Je pense qu’on est d’accord pour dire qu’Ulrika Spacek a atteint les sommets avec leur désormais chef-d’oeuvre qu’est Compact Trauma il y a moins de trois années de cela maintenant. Le groupe britannique qui fête sa première décennie d’existence possède une discographie absolument impeccable, ce qui n’est pas rien. Après une escapade solo pour Rhys Edwards, l’heure est venue pour la formation de frapper de nouveau fort avec son successeur qui s’intitule Expo.

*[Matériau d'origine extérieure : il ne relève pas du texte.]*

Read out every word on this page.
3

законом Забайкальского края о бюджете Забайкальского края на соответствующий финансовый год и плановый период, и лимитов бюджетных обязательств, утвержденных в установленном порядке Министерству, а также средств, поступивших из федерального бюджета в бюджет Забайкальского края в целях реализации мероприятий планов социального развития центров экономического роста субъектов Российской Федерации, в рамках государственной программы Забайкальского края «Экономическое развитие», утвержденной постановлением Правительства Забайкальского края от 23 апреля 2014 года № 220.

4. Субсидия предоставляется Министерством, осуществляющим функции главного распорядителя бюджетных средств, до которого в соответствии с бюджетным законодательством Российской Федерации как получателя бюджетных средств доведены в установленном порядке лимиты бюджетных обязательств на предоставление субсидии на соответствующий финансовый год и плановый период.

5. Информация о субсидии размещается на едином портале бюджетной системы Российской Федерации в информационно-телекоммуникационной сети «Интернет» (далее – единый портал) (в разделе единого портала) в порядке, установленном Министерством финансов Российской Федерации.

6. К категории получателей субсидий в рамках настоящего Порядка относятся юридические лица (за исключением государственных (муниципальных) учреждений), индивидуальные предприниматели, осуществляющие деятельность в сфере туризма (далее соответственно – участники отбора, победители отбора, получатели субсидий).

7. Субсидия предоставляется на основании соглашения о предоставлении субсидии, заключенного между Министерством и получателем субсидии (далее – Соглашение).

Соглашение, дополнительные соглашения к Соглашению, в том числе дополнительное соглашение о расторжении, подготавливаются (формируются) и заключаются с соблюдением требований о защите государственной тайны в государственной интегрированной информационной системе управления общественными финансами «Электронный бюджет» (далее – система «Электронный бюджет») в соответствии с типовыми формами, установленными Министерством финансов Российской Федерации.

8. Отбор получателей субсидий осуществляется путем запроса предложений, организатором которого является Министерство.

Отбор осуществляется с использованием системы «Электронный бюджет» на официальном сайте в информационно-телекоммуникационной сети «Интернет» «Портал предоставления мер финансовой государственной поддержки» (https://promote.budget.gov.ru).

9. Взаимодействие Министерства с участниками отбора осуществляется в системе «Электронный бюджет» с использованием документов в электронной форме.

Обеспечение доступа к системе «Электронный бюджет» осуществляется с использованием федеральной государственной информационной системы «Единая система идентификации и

Ulrika Spacek a beau avoir changé de label (adieu Tough Love Records et coucou Full Time Hobby) mais n’a rien perdu de leur efficacité mélodique et de leurs ambitions musicales. Après une courte introduction riche en bidouillages en tous genres, le groupe déballe son savoir-faire avec « Picto » où se côtoient les guitares puissantes, les collages sonores et autres drones de synthés pour un résultat plus immersif que jamais. Un résultat qui fait son effet notamment lors des écoutes de l’hypnotique et lancinat « Build A Box Then Break It » mais qui permettra au groupe de renouveler son son en incorporant des textures sonores en superposant à travers ces influences à mi-chemin entre art-rock et math-rock pour plus de sensations auditives.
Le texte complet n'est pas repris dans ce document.